Sua atenção foi novamente desviada, agora para a realidade de sua condição de fugitiva. Ela avistou Kalian pelo reflexo na vitrine, um dos outros elfos, como ele gostava de se referir aos seus semelhantes. Uthihel não entendia os motivos por trás de insistência dele nessa denominação, para ela eles não passavam de humanos com modificações genéticas que resultavam em orelhas pontudas e tatuagens únicas para cada individuo, além de uma série de melhorias mais discretas.
Kalian já havia avistado ela, e se aproximava rapidamente. Ela fixou o olhar nas tatuagens dele, um par de raios negros no rosto, e na espada que ele portava. Rapidamente analisou os arredores, a única rota de fuga rápida o suficiente para despistar alguém como Kalian seria uma rota igualmente suicida à que ela usara poucas horas antes.
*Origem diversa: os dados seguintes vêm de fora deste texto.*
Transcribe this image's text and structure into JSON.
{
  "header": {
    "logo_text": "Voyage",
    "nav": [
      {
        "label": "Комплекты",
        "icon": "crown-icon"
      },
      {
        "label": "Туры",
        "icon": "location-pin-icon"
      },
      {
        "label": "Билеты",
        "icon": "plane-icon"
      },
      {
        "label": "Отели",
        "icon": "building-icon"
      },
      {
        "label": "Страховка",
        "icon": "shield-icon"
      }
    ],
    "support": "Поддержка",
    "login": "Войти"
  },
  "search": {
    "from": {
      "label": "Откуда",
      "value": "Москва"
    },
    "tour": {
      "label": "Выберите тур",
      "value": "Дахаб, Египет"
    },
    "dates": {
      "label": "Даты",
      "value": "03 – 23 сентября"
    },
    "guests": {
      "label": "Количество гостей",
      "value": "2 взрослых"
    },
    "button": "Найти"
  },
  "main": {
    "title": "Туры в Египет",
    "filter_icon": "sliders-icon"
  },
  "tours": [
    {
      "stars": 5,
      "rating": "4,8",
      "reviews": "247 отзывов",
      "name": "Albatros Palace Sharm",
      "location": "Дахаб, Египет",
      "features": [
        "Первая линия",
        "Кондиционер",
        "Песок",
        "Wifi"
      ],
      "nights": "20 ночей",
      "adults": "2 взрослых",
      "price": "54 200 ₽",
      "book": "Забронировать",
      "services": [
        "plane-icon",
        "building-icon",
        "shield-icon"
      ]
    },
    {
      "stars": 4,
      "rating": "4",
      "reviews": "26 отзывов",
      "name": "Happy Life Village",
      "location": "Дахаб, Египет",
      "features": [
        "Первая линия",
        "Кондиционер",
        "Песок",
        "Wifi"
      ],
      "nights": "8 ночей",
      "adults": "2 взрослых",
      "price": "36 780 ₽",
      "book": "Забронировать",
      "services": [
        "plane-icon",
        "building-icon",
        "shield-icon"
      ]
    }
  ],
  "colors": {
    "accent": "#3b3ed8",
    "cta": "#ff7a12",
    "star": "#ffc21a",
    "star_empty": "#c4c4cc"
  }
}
Sem pensar duas vezes ela avançou até a beirada da passarela, lançou um olhar para baixo, não via nenhuma outra passarela ao alcance, mas viu o rio ao fundo. Saltou.
Kalian acelerou o passo ao ver Uthihel saltar, mas parou na beirada, observando a garota escapar. Observou a distância, era uma longa queda, facilmente mais de meio quilometro. Retirou o celular do bolso, não fazia sentido dar continuidade a perseguição, Uthihel certamente tinha chances de sobreviver a queda no rio, embora não sem graves ferimentos, seria fácil encontrá-la e recolhê-la sem pressa.